Methods: The records of 229 patients (221 male and 8 female) who underwent 296 consecutive major lower extremity amputations (119 above-knee amputations [AKA] and 177 below-knee amputations [BKA]) over a period of 86 months (September 1994 to October 2001) were retrospectively analyzed. All amputations were performed by members of the vascular surgery department.

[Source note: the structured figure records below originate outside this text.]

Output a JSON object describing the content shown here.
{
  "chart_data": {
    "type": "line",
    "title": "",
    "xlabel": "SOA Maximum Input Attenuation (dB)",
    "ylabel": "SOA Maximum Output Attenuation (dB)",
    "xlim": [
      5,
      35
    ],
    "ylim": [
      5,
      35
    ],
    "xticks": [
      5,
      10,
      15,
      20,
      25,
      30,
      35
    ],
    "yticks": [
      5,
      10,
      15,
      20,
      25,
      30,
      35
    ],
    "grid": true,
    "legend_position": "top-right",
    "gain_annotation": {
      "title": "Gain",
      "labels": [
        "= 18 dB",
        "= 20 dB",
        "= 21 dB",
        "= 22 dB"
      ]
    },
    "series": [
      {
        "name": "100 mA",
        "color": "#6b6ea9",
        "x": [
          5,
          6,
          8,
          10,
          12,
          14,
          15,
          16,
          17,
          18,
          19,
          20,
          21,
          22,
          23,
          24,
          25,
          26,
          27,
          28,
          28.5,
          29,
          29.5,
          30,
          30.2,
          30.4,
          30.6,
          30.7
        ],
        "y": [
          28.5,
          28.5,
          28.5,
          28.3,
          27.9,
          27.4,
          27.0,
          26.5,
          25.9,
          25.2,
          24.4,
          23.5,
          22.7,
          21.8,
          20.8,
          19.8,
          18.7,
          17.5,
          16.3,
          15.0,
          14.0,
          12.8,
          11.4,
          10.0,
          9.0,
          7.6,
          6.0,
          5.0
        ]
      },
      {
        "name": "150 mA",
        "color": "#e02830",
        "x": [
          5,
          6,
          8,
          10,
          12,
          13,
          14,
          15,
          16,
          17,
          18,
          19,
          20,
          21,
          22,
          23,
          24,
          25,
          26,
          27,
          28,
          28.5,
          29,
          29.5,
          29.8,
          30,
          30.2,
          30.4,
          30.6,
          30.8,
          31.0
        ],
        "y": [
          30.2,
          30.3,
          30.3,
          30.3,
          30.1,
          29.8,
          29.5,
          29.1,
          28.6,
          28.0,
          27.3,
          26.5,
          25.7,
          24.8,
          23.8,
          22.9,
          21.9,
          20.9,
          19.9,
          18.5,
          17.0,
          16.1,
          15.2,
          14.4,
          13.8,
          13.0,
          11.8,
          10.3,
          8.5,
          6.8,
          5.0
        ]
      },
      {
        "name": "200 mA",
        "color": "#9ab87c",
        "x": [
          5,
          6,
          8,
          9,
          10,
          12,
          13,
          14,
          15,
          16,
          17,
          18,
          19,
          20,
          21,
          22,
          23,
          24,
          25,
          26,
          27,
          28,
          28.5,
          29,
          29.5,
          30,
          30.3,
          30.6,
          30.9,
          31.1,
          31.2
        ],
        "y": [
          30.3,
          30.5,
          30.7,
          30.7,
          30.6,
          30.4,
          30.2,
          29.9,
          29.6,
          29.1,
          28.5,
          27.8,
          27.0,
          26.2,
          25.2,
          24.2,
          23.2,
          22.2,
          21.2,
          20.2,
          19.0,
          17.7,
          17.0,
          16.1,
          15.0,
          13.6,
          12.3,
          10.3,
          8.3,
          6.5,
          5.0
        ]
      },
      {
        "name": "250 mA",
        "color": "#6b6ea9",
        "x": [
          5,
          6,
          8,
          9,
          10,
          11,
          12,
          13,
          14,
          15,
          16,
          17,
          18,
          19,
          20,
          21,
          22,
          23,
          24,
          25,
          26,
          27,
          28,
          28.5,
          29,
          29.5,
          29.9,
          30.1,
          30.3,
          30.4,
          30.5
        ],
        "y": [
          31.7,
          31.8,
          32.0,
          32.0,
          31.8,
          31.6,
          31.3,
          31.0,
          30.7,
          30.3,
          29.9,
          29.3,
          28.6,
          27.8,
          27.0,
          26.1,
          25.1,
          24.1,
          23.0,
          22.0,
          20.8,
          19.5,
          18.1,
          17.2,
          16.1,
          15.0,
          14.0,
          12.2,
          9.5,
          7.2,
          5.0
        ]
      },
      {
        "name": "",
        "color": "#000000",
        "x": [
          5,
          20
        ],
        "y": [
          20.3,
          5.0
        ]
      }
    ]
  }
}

Results: Forty of the 229 patients (17%) eventually required a contralateral amputation, 27 patients (12%) had BKAs that eventually necessitated conversion to AKA, and 44 amputations (15%) required an initial guillotine amputation. The 30-day mortalities for BKA, AKA, and BKA to AKA operations were 12%, 17%, and 7%, respectively. Eighty-eight of the amputations (30%) developed wound complications, and required 137 revisions. Seventy-seven of the amputations (26%) had undergone prior revascularization, of which 31 (48%) had an early failed bypass. The average preoperative ankle/brachial index (ABI) was 0.57. Of the patients undergoing amputation, 97 (42%) complained of rest pain, 91 (40%) complained of claudication, and 158 (69%) had tissue loss or gangrene at the time of their operation. One hundred and forty-six patients (64%) were diabetic. Twenty-two patients (9%) were dialysis dependent and 81 patients (35%) admitted to smoking. Of the known causes of death, 21 resulted from myocardial infarction, 22 from congestive heart failure, 14 from respiratory failure, 13 from disseminated cancer, 10 from sepsis, 7 from stroke, and 6 from renal failure. Preoperative functional status determinations revealed that of 272 patients with enough information to assess functional status, 43 were totally dependent, 97 were partially independent, and 132 were independent. Of the 229 patients, 168 (73%) were ambulatory prior to their amputation, and at the completion of this review only 53 patients (23%) were ambulatory.
Conclusions: Most patients undergoing major lower extremity amputations have many comorbidities; hence morbidity and mortality rates are high, with the most common causes of death being cardiac and respiratory in nature. These data suggest that major lower extremity amputations highlight a very high-risk population with only 39% survival at 7 years, as well as a costly subset secondary to prolonged hospitalization times (average 15 days, range 3 to 105), in addition to the extraordinary cost associated with diminished functional status.